Adesso avremo le prove e vedremo se ci sarà effettivamente il CONFLITTO DI INTERESSI…
AGGIORNAMENTO
Sono pubblicate, in data odierna, le sentenze con le quali la Sezione VI:
1) respinge il ricorso in appello proposto da RTI s.p.a. contro Centro Europa 7 s.r.l. per l’annullamento della sentenza TAR Lazio, Sezione II, n. 9325/04 del 16 settembre 2004 ritenendo la persistenza del dovere del Ministero di rideterminarsi motivatamente sull’istanza di Centro Europa intesa alla attribuzione delle frequenze di cui al d. m. 28 luglio 1999, anche in applicazione della sentenza della Corte di giustizia del 31 gennaio 2008;
2) non definitivamente pronunciando e tenuto conto di quanto sub 1):
- in parte respinge il ricorso in appello proposto da Centro Europa 7 s.r.l. per l’annullamento della sentenza TAR Lazio, Sezione II, n. 9315/04 del 16 settembre 2004, affermando la inammissibilità, in sede di giudizio risarcitorio, di una domanda di condanna dell’Amministrazione ad un “facere” specifico:
- in parte ritiene inammissibile la domanda di risarcimento per equivalente, il cui esame di merito subordina, peraltro, all’esercizio, da parte dell’Amministrazione, del dovere affermato sub 1), nonché al deposito di documenti entro il 15 ottobre 2008, rinviando le parti alla successiva udienza del 16 dicembre 2008;
3) respinge in parte il ricorso in appello n. 9258/07 proposto da Centro Europa 7 s.r.l. per l’annullamento della sentenza TAR Lazio, Sezione II, n. 7147 del 27 luglio 2007, ritenendo infondata la pretesa, relativamente all’emittente 7 plus, di essere destinataria di un provvedimento concessorio e, nei confronti di Rete A, della pretesa all’annullamento della conseguita autorizzazione.

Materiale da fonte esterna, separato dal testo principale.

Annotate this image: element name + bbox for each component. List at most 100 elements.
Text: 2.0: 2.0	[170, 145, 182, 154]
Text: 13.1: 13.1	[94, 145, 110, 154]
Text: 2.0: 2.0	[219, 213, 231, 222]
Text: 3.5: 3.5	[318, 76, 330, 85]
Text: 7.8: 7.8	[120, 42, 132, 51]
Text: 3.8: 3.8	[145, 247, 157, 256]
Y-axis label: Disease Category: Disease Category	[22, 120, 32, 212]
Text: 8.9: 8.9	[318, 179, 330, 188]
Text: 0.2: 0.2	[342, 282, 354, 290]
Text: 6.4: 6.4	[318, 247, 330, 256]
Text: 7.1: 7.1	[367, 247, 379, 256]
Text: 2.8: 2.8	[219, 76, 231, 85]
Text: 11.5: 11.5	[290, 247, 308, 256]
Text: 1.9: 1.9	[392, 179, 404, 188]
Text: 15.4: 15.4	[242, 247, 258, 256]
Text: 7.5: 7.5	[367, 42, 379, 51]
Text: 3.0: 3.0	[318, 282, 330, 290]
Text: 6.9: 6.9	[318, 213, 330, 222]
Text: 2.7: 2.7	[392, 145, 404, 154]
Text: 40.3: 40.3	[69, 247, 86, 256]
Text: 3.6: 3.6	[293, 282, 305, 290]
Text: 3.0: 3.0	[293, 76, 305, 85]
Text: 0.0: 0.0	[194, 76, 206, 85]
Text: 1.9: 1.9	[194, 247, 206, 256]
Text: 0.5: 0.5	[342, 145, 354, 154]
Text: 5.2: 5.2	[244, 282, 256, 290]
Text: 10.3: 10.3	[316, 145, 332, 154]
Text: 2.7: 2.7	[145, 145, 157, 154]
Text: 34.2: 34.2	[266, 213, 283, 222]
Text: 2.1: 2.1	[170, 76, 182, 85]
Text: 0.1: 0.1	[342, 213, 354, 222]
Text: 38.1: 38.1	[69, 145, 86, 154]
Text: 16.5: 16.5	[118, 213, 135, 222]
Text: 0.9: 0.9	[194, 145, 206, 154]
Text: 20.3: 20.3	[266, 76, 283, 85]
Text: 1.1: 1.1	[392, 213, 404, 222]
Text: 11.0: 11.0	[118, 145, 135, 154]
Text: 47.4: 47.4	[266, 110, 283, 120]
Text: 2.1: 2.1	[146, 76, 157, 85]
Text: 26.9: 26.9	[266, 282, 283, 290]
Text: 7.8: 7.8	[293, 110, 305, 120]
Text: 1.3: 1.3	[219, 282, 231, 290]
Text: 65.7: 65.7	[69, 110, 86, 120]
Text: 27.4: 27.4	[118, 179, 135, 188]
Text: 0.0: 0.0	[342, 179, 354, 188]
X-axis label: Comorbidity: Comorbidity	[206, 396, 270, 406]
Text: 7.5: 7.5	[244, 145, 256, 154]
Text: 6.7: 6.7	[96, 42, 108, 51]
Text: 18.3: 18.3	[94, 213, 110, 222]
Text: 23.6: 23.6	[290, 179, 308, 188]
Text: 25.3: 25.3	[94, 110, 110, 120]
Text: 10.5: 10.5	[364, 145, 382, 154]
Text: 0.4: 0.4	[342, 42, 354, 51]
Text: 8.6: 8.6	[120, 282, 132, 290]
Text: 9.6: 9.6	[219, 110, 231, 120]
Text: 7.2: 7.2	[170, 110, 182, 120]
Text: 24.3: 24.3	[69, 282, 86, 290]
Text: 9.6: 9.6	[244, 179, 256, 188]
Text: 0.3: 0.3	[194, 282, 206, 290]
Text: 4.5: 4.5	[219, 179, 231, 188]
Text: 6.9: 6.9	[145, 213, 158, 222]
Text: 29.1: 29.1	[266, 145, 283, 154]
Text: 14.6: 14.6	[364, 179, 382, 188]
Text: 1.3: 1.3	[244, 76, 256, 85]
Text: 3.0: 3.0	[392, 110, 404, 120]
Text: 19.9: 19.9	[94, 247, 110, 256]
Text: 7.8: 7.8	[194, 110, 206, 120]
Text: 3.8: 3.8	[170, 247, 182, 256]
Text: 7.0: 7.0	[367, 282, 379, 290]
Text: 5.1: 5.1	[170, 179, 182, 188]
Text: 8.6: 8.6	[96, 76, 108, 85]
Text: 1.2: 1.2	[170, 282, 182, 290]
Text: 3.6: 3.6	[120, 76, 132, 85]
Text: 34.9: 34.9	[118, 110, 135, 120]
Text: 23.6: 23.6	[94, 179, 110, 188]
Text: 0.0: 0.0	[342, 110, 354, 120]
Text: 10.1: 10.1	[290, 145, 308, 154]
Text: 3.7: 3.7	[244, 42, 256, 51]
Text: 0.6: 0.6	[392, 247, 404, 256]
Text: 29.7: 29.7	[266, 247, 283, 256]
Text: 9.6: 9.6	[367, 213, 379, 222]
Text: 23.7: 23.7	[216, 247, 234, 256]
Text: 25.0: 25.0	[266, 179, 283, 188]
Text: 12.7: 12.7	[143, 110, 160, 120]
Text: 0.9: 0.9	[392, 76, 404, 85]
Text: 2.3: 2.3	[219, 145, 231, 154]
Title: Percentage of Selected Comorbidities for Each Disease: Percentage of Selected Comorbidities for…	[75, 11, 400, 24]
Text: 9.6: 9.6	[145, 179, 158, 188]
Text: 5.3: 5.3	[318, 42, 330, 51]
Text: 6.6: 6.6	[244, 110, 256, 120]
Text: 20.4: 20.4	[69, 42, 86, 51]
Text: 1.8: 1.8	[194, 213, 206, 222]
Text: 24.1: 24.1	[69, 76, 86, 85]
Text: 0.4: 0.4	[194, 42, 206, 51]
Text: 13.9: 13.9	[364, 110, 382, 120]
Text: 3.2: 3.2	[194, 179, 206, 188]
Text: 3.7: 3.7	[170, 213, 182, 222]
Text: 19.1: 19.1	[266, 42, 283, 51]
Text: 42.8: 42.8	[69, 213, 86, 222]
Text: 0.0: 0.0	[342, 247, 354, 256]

Dichiara correlativamente inammissibili gli appelli n. 10103/07 e n. 804/08 proposti da Centro Europa 7s.r.l.;
4) dichiara inammissibili i ricorsi in appello n. 2862/07 proposto da RTI s.p.a. e, in opposizione di terzo, n. 9527/07 proposto da Centro Europa 7 s.r.l. per la riforma della sentenza TAR Lazio Sezione III ter, n.13415/06, che ha accolto il ricorso di Rete A avverso i motivi delle determinazioni ministeriali di rigetto delle sue istanze intese all’assegnazione di frequenze utili a completare la copertura della sua rete nazionale;
5) respinge il ricorso in appello proposto da Centro Europa 7 contro ministero delle Comunicazioni ed RTI s.p.a. per l’annullamento della sentenza TAR Lazio, Sezione II, n. 9319/04, sentenza che aveva dichiarato inammissibile ed irricevibile il ricorso di I grado inteso all’annullamento dell’autorizzazione (d. m. 28 luglio 1999) a proseguire, con Rete 4, l’attività di radiodiffusione televisiva privata in ambito nazionale.